Although there was a spree of “revenge hospitality” in 2022 as bars, clubs, restaurants and hotels reopened, in most major markets the on-trade has yet to return to the sales levels it achieved in 2019.
IWSR’s consumer tracking into 15 of the world’s leading markets (Australia, Brazil, Canada, China, France, Germany, India, Italy, Japan, Mexico, South Africa, Spain, Taiwan, UK and the US) shows that of these only Mexico has made a complete recovery in the on-trade.
Sales in China, India and Brazil, the giant emerging markets that the international premium drinks producers are targeting for much of their future growth and profitability, continue to fall well short of their 2019 levels, as they do in the UK.
Globally, IWSR says, on-trade accounted for 35% of total beverage alcohol (TBA) volumes in 2019; that figure slumped to 23% in 2020, before a partial recovery to 28% in 2021 and 29% in 2022.
Add the current depressed sales levels to the burdens of soaring cost price inflation for food and drink, rapidly rising staff wages, extra utility costs and the additional problem of meeting higher interest rates and a pattern emerges of more businesses struggling to survive.
Raising prices for consumers is virtually the only way to recoup those extra costs and the report points out that on-trade pricing in the US has risen at nearly double the rate in retail outlets.
In Brazil, where beverage alcohol prices have gone up in the on-trade at nearly double the rate of the off-trade, 53% of drinkers say they are going out less. They are voting with their wallets and switching to drinking at home.
Richard Halstead, COO Consumer Insights at IWSR, warned: “High costs – of energy, staff, food and drink – are making life very hard for the on-premise in many countries now. There are expected to be further closures in 2023 as a result.”

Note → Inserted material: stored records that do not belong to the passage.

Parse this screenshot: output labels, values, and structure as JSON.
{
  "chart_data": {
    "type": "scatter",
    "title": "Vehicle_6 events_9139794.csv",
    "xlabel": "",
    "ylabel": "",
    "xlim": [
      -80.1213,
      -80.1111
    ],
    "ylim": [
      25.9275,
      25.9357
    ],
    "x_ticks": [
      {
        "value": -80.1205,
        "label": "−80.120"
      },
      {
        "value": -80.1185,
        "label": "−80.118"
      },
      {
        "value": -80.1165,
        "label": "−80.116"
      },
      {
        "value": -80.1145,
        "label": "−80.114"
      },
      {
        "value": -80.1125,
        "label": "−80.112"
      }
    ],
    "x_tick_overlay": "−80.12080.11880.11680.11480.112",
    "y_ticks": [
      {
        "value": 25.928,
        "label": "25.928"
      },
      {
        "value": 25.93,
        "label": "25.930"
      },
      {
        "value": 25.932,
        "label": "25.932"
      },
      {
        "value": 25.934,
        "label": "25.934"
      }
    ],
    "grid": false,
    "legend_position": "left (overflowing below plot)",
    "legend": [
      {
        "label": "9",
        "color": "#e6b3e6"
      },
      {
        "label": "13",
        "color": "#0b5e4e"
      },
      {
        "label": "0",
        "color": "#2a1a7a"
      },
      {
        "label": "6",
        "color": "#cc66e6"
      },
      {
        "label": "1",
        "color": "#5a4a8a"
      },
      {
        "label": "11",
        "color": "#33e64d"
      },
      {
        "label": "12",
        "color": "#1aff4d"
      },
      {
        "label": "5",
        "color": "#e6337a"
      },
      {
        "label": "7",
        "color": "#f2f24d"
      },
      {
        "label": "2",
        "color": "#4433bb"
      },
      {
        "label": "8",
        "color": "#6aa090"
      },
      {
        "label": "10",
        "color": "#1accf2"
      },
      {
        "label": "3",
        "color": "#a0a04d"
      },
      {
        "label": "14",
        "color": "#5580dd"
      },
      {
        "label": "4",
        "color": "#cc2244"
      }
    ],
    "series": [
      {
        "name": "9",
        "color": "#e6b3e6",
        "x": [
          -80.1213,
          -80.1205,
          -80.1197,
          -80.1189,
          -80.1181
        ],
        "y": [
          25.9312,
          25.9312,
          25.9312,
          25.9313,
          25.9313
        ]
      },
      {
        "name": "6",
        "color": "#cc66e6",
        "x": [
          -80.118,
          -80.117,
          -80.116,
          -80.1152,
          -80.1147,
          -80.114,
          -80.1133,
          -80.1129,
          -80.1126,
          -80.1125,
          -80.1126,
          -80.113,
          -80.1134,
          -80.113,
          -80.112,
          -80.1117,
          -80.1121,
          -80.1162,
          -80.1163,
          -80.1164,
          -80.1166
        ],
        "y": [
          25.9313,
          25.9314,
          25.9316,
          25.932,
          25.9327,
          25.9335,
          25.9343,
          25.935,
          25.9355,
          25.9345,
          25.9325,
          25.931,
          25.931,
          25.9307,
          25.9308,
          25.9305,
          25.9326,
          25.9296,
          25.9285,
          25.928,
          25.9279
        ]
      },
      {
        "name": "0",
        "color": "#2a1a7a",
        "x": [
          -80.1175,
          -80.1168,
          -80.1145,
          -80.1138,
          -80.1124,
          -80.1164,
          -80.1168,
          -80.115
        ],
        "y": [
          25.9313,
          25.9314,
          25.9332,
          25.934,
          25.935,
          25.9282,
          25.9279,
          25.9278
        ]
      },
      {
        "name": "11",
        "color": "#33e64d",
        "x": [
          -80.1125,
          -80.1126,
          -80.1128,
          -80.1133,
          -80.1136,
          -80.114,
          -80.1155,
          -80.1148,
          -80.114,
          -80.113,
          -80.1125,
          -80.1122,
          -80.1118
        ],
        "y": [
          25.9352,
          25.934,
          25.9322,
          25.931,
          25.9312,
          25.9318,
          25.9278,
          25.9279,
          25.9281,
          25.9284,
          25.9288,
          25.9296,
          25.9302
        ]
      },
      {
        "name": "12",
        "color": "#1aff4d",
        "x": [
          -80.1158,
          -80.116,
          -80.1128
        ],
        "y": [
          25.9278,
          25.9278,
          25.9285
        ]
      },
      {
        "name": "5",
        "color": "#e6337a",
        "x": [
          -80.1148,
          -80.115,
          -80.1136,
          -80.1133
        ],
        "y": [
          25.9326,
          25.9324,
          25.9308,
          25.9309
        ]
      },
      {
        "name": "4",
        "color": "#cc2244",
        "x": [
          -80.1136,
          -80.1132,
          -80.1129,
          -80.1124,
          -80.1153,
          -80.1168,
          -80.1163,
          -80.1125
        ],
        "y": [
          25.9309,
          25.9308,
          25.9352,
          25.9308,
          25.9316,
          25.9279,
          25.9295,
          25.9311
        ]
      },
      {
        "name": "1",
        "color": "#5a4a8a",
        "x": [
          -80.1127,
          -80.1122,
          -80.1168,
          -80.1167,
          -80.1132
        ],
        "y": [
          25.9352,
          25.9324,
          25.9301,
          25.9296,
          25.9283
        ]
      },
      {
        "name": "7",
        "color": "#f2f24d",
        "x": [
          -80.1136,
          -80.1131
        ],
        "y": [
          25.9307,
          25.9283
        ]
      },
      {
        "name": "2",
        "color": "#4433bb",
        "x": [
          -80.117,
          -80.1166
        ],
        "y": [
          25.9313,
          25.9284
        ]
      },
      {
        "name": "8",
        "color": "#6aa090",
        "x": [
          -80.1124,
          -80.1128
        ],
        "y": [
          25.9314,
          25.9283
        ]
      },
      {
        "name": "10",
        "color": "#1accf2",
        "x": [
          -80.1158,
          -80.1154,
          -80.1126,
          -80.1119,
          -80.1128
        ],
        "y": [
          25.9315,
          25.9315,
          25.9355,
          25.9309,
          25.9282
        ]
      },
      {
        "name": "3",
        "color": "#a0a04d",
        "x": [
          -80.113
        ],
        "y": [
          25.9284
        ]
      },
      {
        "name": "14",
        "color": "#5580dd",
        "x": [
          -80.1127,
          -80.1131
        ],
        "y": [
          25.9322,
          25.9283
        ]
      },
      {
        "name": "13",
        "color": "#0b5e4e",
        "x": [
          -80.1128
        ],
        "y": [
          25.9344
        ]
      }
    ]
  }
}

Drinkers in Europe and America are showing the most reluctance to return to bars and restaurants.
IWSC notes a strong variation between the Old World – where drinking at home is “being used as an economising measure in the cost-of-living crisis” – and Asia where entertaining outside the home is more deeply-seated in cultures.

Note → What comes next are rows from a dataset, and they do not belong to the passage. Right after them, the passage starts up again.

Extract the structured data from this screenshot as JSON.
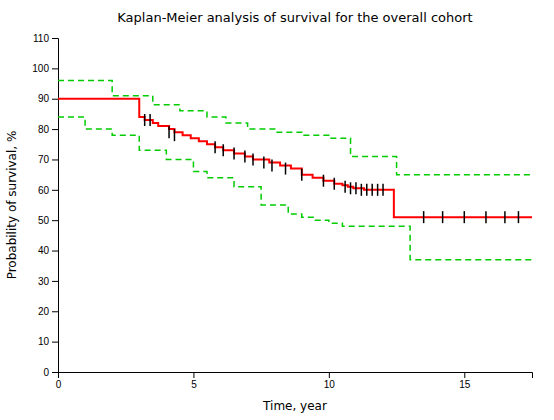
{
  "chart_data": {
    "type": "step",
    "title": "Kaplan-Meier analysis of survival for the overall cohort",
    "x_label": "Time, year",
    "y_label": "Probability of survival, %",
    "xlim": [
      0,
      17.5
    ],
    "ylim": [
      0,
      110
    ],
    "xticks": [
      0,
      5,
      10,
      15
    ],
    "yticks": [
      0,
      10,
      20,
      30,
      40,
      50,
      60,
      70,
      80,
      90,
      100,
      110
    ],
    "grid": false,
    "series": [
      {
        "type": "line",
        "line_style": "solid",
        "color": "#FF0000",
        "x": [
          0,
          0.05,
          3.0,
          3.2,
          3.5,
          3.7,
          4.1,
          4.3,
          4.6,
          4.9,
          5.2,
          5.5,
          5.8,
          6.1,
          6.5,
          6.9,
          7.2,
          7.5,
          7.8,
          8.2,
          8.6,
          9.0,
          9.4,
          9.8,
          10.2,
          10.5,
          10.7,
          10.9,
          11.1,
          11.3,
          11.5,
          11.7,
          11.9,
          12.1,
          12.4,
          12.7,
          13.0,
          17.5
        ],
        "values": [
          90,
          90,
          84,
          83,
          82,
          81,
          80,
          79,
          78,
          77,
          76,
          75,
          74,
          73,
          72,
          71,
          70,
          70,
          69,
          68,
          67,
          65,
          64,
          63,
          62,
          61.5,
          61,
          60.5,
          60.5,
          60,
          60,
          60,
          60,
          60,
          51,
          51,
          51,
          51
        ]
      },
      {
        "type": "line",
        "line_style": "dashed",
        "color": "#00CC00",
        "x": [
          0,
          0.05,
          2.0,
          3.5,
          4.5,
          5.5,
          6.2,
          7.0,
          8.0,
          9.0,
          10.0,
          10.8,
          12.5,
          17.5
        ],
        "values": [
          96,
          96,
          91,
          88,
          86,
          84,
          82,
          80,
          79,
          78,
          77,
          71,
          65,
          65
        ]
      },
      {
        "type": "line",
        "line_style": "dashed",
        "color": "#00CC00",
        "x": [
          0,
          0.05,
          1.0,
          2.0,
          3.0,
          4.0,
          5.0,
          5.5,
          6.5,
          7.5,
          8.5,
          9.0,
          9.5,
          10.0,
          10.5,
          12.5,
          13.0,
          17.5
        ],
        "values": [
          84,
          84,
          80,
          78,
          73,
          70,
          66,
          64,
          61,
          55,
          52,
          51,
          50,
          49,
          48,
          48,
          37,
          37
        ]
      },
      {
        "type": "scatter",
        "marker": "tick",
        "color": "#000000",
        "x": [
          3.2,
          3.4,
          4.1,
          4.3,
          5.8,
          6.1,
          6.5,
          6.9,
          7.2,
          7.6,
          7.9,
          8.4,
          9.0,
          9.8,
          10.2,
          10.6,
          10.8,
          11.0,
          11.2,
          11.4,
          11.6,
          11.8,
          12.0,
          13.5,
          14.2,
          15.0,
          15.8,
          16.5,
          17.0
        ],
        "values": [
          83,
          83,
          79,
          78,
          74,
          73,
          72,
          71,
          70,
          69,
          68,
          67,
          65,
          63,
          62,
          61,
          60.5,
          60.5,
          60,
          60,
          60,
          60,
          60,
          51,
          51,
          51,
          51,
          51,
          51
        ]
      }
    ]
  }
}
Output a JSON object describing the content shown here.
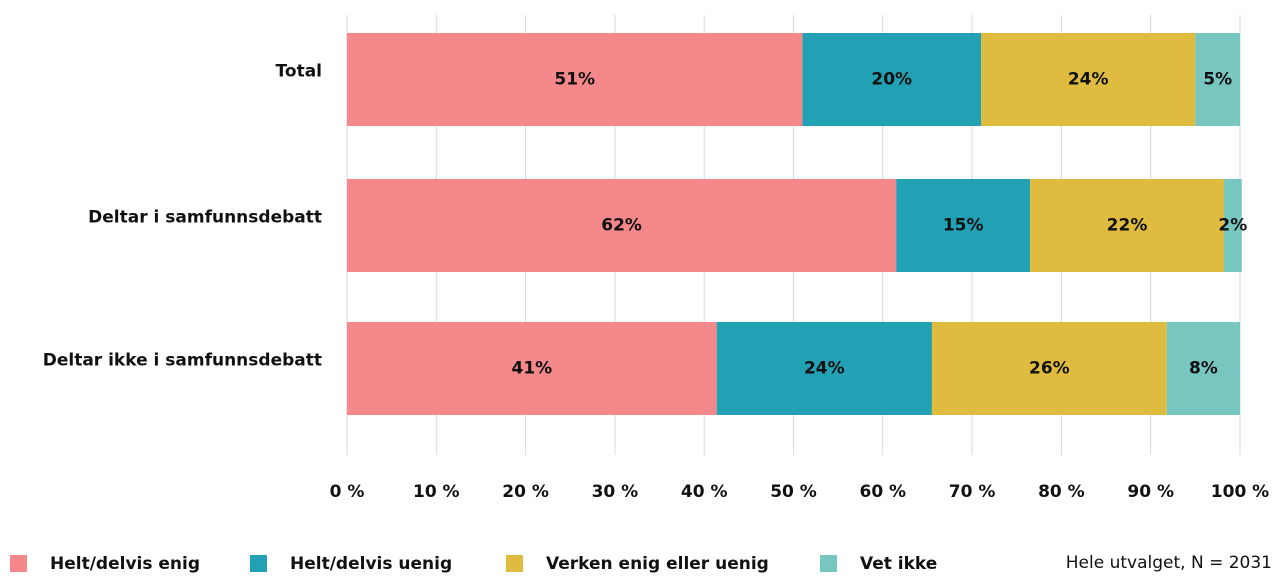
{
  "chart_data": {
    "type": "stacked_bar_horizontal",
    "categories": [
      "Total",
      "Deltar i samfunnsdebatt",
      "Deltar ikke i samfunnsdebatt"
    ],
    "series": [
      {
        "name": "Helt/delvis enig",
        "color": "#f4888a",
        "values": [
          51,
          61.5,
          41.4
        ],
        "value_labels": [
          "51%",
          "62%",
          "41%"
        ]
      },
      {
        "name": "Helt/delvis uenig",
        "color": "#22a0b4",
        "values": [
          20,
          15,
          24.1
        ],
        "value_labels": [
          "20%",
          "15%",
          "24%"
        ]
      },
      {
        "name": "Verken enig eller uenig",
        "color": "#dfbb3f",
        "values": [
          24,
          21.7,
          26.3
        ],
        "value_labels": [
          "24%",
          "22%",
          "26%"
        ]
      },
      {
        "name": "Vet ikke",
        "color": "#77c6c0",
        "values": [
          5,
          2,
          8.2
        ],
        "value_labels": [
          "5%",
          "2%",
          "8%"
        ]
      }
    ],
    "xlim": [
      0,
      100
    ],
    "xticks": [
      {
        "value": 0,
        "label": "0 %"
      },
      {
        "value": 10,
        "label": "10 %"
      },
      {
        "value": 20,
        "label": "20 %"
      },
      {
        "value": 30,
        "label": "30 %"
      },
      {
        "value": 40,
        "label": "40 %"
      },
      {
        "value": 50,
        "label": "50 %"
      },
      {
        "value": 60,
        "label": "60 %"
      },
      {
        "value": 70,
        "label": "70 %"
      },
      {
        "value": 80,
        "label": "80 %"
      },
      {
        "value": 90,
        "label": "90 %"
      },
      {
        "value": 100,
        "label": "100 %"
      }
    ],
    "grid": true,
    "legend": "bottom",
    "note": "Hele utvalget, N = 2031"
  }
}
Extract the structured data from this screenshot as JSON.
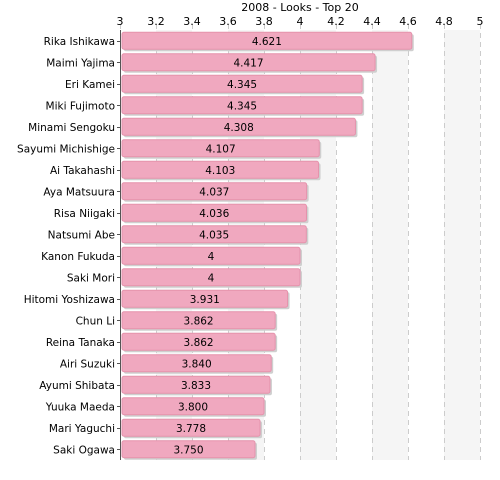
{
  "chart_data": {
    "type": "bar",
    "orientation": "horizontal",
    "title": "2008 - Looks - Top 20",
    "xlim": [
      3,
      5
    ],
    "x_ticks": [
      3,
      3.2,
      3.4,
      3.6,
      3.8,
      4,
      4.2,
      4.4,
      4.6,
      4.8,
      5
    ],
    "categories": [
      "Rika Ishikawa",
      "Maimi Yajima",
      "Eri Kamei",
      "Miki Fujimoto",
      "Minami Sengoku",
      "Sayumi Michishige",
      "Ai Takahashi",
      "Aya Matsuura",
      "Risa Niigaki",
      "Natsumi Abe",
      "Kanon Fukuda",
      "Saki Mori",
      "Hitomi Yoshizawa",
      "Chun Li",
      "Reina Tanaka",
      "Airi Suzuki",
      "Ayumi Shibata",
      "Yuuka Maeda",
      "Mari Yaguchi",
      "Saki Ogawa"
    ],
    "values": [
      4.621,
      4.417,
      4.345,
      4.345,
      4.308,
      4.107,
      4.103,
      4.037,
      4.036,
      4.035,
      4,
      4,
      3.931,
      3.862,
      3.862,
      3.84,
      3.833,
      3.8,
      3.778,
      3.75
    ],
    "value_labels": [
      "4.621",
      "4.417",
      "4.345",
      "4.345",
      "4.308",
      "4.107",
      "4.103",
      "4.037",
      "4.036",
      "4.035",
      "4",
      "4",
      "3.931",
      "3.862",
      "3.862",
      "3.840",
      "3.833",
      "3.800",
      "3.778",
      "3.750"
    ],
    "bar_color": "#f0a8bf",
    "bar_edge_color": "#e592ac",
    "shadow_color": "#cfcfcf",
    "grid": true,
    "legend": "none"
  }
}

Drinkers in Europe and America are showing the most reluctance to return to bars and restaurants.
Some 59% of American consumers said they were going out less – and IWSR believes that “negative perceptions” of the on-trade have been exacerbated by pandemic behaviours, when consumers became more aware of the increased costs associated with going out for a drink.
“The trend around going out is polarised across key markets, with consumers in most regions recalling net withdrawal from the on-trade,” says Halstead..

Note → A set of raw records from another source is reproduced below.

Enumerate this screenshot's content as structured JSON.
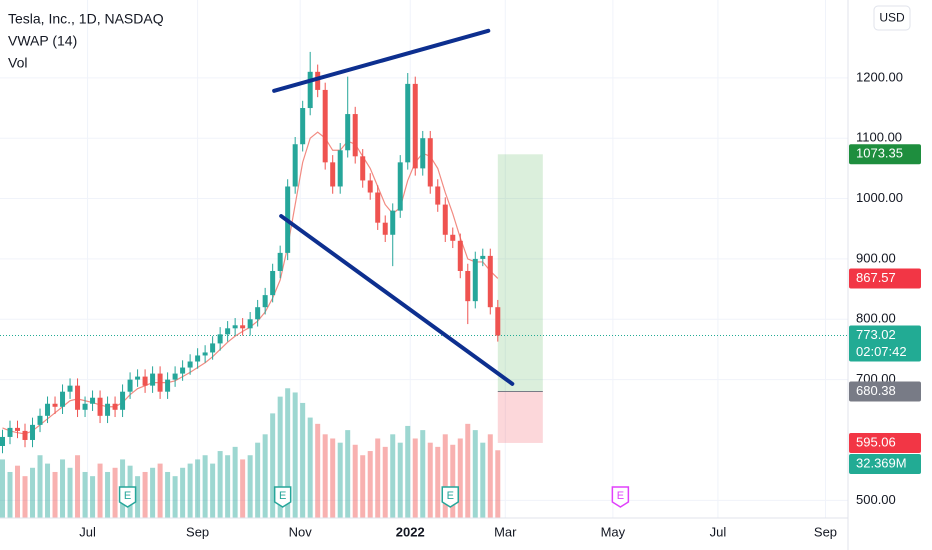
{
  "header": {
    "title": "Tesla, Inc., 1D, NASDAQ",
    "indicators": [
      "VWAP (14)",
      "Vol"
    ],
    "currency": "USD"
  },
  "chart_data": {
    "type": "candlestick",
    "x": [
      1,
      4,
      7,
      10,
      13,
      16,
      19,
      22,
      25,
      28,
      31,
      34,
      37,
      40,
      43,
      46,
      49,
      52,
      55,
      58,
      61,
      64,
      67,
      70,
      73,
      76,
      79,
      82,
      85,
      88,
      91,
      94,
      97,
      100,
      103,
      106,
      109,
      112,
      115,
      118,
      121,
      124,
      127,
      130,
      133,
      136,
      139,
      142,
      145,
      148,
      151,
      154,
      157,
      160,
      163,
      166,
      169,
      172,
      175,
      178,
      181,
      184,
      187,
      190,
      193,
      196,
      199
    ],
    "open": [
      590,
      605,
      620,
      615,
      600,
      625,
      640,
      660,
      655,
      680,
      690,
      650,
      660,
      670,
      640,
      660,
      650,
      680,
      700,
      705,
      690,
      710,
      680,
      700,
      710,
      720,
      730,
      740,
      745,
      760,
      775,
      785,
      790,
      785,
      800,
      820,
      840,
      880,
      910,
      1020,
      1090,
      1150,
      1210,
      1180,
      1060,
      1020,
      1080,
      1140,
      1070,
      1030,
      1010,
      960,
      940,
      980,
      1060,
      1190,
      1050,
      1100,
      1020,
      990,
      940,
      930,
      880,
      830,
      900,
      905,
      820
    ],
    "high": [
      617,
      632,
      632,
      627,
      637,
      652,
      672,
      672,
      692,
      702,
      702,
      672,
      682,
      682,
      672,
      672,
      692,
      712,
      717,
      717,
      722,
      722,
      712,
      722,
      732,
      742,
      752,
      757,
      772,
      787,
      797,
      802,
      802,
      812,
      832,
      852,
      892,
      922,
      1032,
      1102,
      1162,
      1243,
      1222,
      1192,
      1072,
      1092,
      1202,
      1152,
      1082,
      1042,
      1022,
      972,
      992,
      1072,
      1208,
      1202,
      1112,
      1112,
      1032,
      1002,
      952,
      942,
      892,
      912,
      917,
      917,
      832
    ],
    "low": [
      578,
      593,
      603,
      588,
      588,
      613,
      628,
      643,
      643,
      668,
      638,
      638,
      648,
      628,
      628,
      638,
      638,
      668,
      688,
      678,
      678,
      668,
      668,
      688,
      698,
      708,
      718,
      728,
      733,
      748,
      763,
      773,
      773,
      773,
      788,
      808,
      828,
      868,
      898,
      1008,
      1078,
      1138,
      1168,
      1048,
      1008,
      1008,
      1068,
      1058,
      1018,
      998,
      948,
      928,
      888,
      968,
      1048,
      1038,
      1038,
      1008,
      978,
      928,
      918,
      868,
      792,
      818,
      888,
      808,
      763
    ],
    "close": [
      605,
      620,
      615,
      600,
      625,
      640,
      660,
      655,
      680,
      690,
      650,
      660,
      670,
      640,
      660,
      650,
      680,
      700,
      705,
      690,
      710,
      680,
      700,
      710,
      720,
      730,
      740,
      745,
      760,
      775,
      785,
      790,
      785,
      800,
      820,
      840,
      880,
      910,
      1020,
      1090,
      1150,
      1210,
      1180,
      1060,
      1020,
      1080,
      1140,
      1070,
      1030,
      1010,
      960,
      940,
      980,
      1060,
      1190,
      1050,
      1100,
      1020,
      990,
      940,
      930,
      880,
      830,
      900,
      905,
      820,
      773.02
    ],
    "up_color": "#26a69a",
    "down_color": "#ef5350",
    "vwap": {
      "color": "#f28b82",
      "values": [
        620,
        615,
        612,
        610,
        615,
        625,
        635,
        645,
        655,
        665,
        668,
        665,
        662,
        658,
        655,
        655,
        662,
        675,
        685,
        690,
        695,
        695,
        695,
        698,
        705,
        712,
        720,
        728,
        738,
        750,
        762,
        772,
        780,
        787,
        797,
        812,
        835,
        865,
        920,
        990,
        1060,
        1100,
        1110,
        1100,
        1080,
        1080,
        1095,
        1090,
        1070,
        1050,
        1020,
        990,
        975,
        985,
        1030,
        1060,
        1075,
        1070,
        1050,
        1010,
        975,
        935,
        900,
        895,
        895,
        880,
        867.57
      ],
      "label_color": "#f23645"
    },
    "volume": {
      "values": [
        28,
        22,
        25,
        20,
        24,
        30,
        26,
        22,
        28,
        24,
        30,
        22,
        20,
        26,
        22,
        24,
        28,
        25,
        20,
        22,
        24,
        26,
        22,
        20,
        24,
        26,
        28,
        30,
        26,
        32,
        30,
        34,
        28,
        30,
        36,
        40,
        50,
        58,
        62,
        60,
        55,
        48,
        45,
        40,
        38,
        36,
        42,
        35,
        30,
        32,
        38,
        34,
        40,
        36,
        44,
        38,
        42,
        36,
        34,
        40,
        35,
        38,
        45,
        42,
        36,
        40,
        32.369
      ],
      "ylim": [
        0,
        65
      ],
      "last_value_label": "32.369M",
      "label_color": "#22ab94"
    },
    "xlim": [
      0,
      339
    ],
    "xticks": [
      {
        "value": 35,
        "label": "Jul"
      },
      {
        "value": 79,
        "label": "Sep"
      },
      {
        "value": 120,
        "label": "Nov"
      },
      {
        "value": 164,
        "label": "2022"
      },
      {
        "value": 202,
        "label": "Mar"
      },
      {
        "value": 245,
        "label": "May"
      },
      {
        "value": 287,
        "label": "Jul"
      },
      {
        "value": 330,
        "label": "Sep"
      }
    ],
    "ylim": [
      470.7,
      1329
    ],
    "yticks": [
      {
        "value": 500,
        "label": "500.00"
      },
      {
        "value": 700,
        "label": "700.00"
      },
      {
        "value": 800,
        "label": "800.00"
      },
      {
        "value": 900,
        "label": "900.00"
      },
      {
        "value": 1000,
        "label": "1000.00"
      },
      {
        "value": 1100,
        "label": "1100.00"
      },
      {
        "value": 1200,
        "label": "1200.00"
      }
    ],
    "grid": true,
    "last_price": {
      "color": "#22ab94",
      "countdown": "02:07:42"
    },
    "position": {
      "x": [
        199,
        217
      ],
      "target": 1073.35,
      "entry": 680.38,
      "stop": 595.06,
      "target_color": "#1e8e3e",
      "entry_color": "#787b86",
      "stop_color": "#f23645"
    },
    "trendlines": [
      {
        "x": [
          109.6,
          195.2
        ],
        "y": [
          1178.5,
          1278
        ],
        "color": "#0d2f8f"
      },
      {
        "x": [
          112.4,
          204.8
        ],
        "y": [
          971,
          693
        ],
        "color": "#0d2f8f"
      }
    ],
    "earnings": [
      {
        "x": 51,
        "label": "E",
        "color": "#26a69a"
      },
      {
        "x": 113,
        "label": "E",
        "color": "#26a69a"
      },
      {
        "x": 180,
        "label": "E",
        "color": "#26a69a"
      },
      {
        "x": 248,
        "label": "E",
        "color": "#e040fb"
      }
    ]
  }
}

“Asia is the only region showing net positive sentiment towards going out.
Consumption at home, he says “is being used as an economising tool in many markets to allow consumers to maintain relationships with premium brands. But this is not the case in Asia, where the on-premise revival remains in full swing.”
The data, compiled in the spring, shows about three fifths of consumers in North America, parts of Europe, South Africa, and Australia saying they are going out less. However, in China and India, around half say they are going out more.
That bodes well in terms of hopes of stronger recoveries in the giant emerging markets. However, initial reports suggest that trade in China’s recent Golden Week was soft and the latest figures from LVMH showed the pace of growth there decelerating.